The hon. Gentleman also mentioned what steps we need to take to ensure that this ban is understood widely and that advice is given. In my statement, I indicated that we are placing facts about the use of mephedrone on the FRANK website and we will be distributing a new fact card on the drug so that potential users and suppliers are aware of the ban. The ban will, if approved by both Houses, lead to a potential 14-year maximum jail penalty. We are also issuing health warnings through the public health system. The associated discussions around this order, my right hon. Friend's statement yesterday and the action that we are taking should raise awareness of the dangers of the drug-if they had not been raised already-and show that the Government have taken action on this drug based on legally constituted advice.
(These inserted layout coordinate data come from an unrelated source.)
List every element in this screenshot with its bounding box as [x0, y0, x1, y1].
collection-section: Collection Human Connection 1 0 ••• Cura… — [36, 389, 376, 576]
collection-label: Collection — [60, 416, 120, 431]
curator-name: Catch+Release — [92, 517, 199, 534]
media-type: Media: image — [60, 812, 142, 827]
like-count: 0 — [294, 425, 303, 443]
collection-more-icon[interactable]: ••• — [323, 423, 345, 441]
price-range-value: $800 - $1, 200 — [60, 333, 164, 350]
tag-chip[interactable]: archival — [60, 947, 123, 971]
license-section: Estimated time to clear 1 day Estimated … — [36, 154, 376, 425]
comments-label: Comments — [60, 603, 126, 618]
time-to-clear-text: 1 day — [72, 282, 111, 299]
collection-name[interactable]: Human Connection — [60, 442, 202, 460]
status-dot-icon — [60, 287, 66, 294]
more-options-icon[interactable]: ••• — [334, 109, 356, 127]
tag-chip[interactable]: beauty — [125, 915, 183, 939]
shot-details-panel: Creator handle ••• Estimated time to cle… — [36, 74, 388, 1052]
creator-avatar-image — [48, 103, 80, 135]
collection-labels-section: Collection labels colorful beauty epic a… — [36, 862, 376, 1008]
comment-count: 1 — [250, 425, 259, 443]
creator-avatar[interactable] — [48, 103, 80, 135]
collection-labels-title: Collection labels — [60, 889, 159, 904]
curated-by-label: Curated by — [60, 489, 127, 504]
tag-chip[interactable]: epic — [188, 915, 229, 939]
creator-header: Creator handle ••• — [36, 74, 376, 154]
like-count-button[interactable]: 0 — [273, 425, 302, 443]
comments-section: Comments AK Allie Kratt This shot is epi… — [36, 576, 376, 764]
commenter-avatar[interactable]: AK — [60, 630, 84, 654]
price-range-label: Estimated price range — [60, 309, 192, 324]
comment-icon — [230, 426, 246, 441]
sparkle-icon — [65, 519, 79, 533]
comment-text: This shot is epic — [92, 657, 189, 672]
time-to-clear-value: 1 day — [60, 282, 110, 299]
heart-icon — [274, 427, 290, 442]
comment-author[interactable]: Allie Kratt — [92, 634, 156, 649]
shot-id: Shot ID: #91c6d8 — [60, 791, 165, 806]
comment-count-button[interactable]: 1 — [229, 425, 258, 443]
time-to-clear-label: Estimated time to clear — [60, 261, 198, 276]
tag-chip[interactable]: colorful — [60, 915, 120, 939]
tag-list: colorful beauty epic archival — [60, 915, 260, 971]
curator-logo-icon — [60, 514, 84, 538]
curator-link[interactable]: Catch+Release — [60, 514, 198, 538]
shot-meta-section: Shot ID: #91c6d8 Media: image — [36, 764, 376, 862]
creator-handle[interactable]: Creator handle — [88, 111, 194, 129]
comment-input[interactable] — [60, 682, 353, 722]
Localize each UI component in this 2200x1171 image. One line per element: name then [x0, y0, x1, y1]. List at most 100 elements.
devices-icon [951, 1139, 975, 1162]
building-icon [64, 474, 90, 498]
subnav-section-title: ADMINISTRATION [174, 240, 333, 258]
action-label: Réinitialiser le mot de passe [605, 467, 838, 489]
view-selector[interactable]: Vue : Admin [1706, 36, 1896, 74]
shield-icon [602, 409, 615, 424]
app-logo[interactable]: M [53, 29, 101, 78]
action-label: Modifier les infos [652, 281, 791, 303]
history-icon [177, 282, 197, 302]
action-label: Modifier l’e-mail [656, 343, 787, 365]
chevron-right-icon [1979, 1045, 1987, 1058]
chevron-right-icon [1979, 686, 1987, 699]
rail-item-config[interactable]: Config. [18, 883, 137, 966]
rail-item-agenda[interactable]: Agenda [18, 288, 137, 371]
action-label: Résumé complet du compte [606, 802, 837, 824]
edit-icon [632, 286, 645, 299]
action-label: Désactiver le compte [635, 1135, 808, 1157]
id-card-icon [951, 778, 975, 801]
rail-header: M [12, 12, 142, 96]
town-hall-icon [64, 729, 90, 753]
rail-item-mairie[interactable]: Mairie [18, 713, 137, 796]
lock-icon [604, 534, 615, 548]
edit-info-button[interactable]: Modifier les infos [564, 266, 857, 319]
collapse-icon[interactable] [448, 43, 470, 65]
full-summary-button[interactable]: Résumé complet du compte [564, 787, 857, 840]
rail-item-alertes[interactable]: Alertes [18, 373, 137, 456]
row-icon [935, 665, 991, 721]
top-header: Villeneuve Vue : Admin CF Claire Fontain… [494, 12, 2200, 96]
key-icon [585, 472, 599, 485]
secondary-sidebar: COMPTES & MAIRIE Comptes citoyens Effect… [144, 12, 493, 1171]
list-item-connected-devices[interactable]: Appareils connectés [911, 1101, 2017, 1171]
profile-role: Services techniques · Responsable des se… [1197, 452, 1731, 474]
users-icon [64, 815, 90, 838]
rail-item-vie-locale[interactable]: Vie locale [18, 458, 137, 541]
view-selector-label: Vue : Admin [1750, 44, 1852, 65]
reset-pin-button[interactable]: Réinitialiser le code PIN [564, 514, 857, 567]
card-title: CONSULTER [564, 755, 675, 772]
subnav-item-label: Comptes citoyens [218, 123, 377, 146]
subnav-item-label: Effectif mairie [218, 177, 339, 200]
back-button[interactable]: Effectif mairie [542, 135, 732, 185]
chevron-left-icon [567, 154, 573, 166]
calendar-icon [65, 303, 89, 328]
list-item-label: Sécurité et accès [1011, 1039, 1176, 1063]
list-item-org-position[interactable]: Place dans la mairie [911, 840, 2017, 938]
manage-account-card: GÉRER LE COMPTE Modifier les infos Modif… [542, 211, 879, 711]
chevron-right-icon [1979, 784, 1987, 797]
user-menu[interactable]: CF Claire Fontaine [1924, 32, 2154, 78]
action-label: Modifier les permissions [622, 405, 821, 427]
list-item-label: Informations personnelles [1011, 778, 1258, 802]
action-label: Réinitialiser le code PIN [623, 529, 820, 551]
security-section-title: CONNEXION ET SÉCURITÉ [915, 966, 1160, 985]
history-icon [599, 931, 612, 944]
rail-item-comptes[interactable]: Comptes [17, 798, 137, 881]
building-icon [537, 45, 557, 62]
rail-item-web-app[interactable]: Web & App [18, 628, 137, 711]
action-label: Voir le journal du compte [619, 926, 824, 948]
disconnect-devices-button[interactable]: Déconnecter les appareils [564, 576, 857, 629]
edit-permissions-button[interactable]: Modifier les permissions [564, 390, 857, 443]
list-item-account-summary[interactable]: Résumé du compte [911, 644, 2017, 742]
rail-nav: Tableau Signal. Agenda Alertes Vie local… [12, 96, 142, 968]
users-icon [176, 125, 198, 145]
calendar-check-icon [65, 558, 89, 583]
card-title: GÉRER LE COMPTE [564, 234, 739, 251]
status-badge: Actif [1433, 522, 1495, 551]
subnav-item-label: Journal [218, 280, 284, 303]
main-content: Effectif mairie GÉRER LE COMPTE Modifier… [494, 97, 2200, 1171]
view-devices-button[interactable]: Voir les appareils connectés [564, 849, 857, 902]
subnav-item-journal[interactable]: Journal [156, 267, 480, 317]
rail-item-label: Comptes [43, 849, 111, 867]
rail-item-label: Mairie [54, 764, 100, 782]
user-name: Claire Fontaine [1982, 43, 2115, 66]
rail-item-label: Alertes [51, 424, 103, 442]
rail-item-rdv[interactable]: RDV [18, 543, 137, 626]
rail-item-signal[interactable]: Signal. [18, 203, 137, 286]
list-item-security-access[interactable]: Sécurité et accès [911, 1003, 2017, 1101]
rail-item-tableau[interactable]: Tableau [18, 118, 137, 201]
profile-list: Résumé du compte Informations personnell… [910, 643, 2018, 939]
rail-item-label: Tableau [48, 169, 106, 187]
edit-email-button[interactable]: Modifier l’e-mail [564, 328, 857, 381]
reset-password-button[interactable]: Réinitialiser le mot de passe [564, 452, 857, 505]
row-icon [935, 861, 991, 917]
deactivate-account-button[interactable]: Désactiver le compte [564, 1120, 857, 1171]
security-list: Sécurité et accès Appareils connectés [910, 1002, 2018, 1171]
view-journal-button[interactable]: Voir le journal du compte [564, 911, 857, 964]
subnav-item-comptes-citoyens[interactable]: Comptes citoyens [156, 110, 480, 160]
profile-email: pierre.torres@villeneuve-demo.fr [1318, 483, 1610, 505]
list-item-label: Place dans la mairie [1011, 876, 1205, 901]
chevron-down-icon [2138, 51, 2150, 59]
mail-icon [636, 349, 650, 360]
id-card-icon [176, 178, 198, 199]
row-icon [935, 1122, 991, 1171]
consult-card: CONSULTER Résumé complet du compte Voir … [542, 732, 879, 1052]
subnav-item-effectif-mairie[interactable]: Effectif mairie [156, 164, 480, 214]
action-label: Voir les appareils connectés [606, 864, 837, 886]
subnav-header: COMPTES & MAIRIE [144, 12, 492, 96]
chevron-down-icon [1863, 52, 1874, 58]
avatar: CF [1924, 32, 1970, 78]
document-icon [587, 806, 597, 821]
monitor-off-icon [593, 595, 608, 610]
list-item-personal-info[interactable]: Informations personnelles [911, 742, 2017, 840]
Chris Huhne (Eastleigh) (LD): The Liberal Democrats certainly welcome the Government's intention to classify mephedrone, but the Advisory Council on the Misuse of Drugs started looking at the drug a year ago. The Home Secretary must surely accept that, if it were not for his meddling in the work of the ACMD and the subsequent resignation of, among others, Dr. Les King-not any old ACMD member, but the person chairing the council's working group on mephedrone-this harmful and possibly fatal substance could have been banned months ago.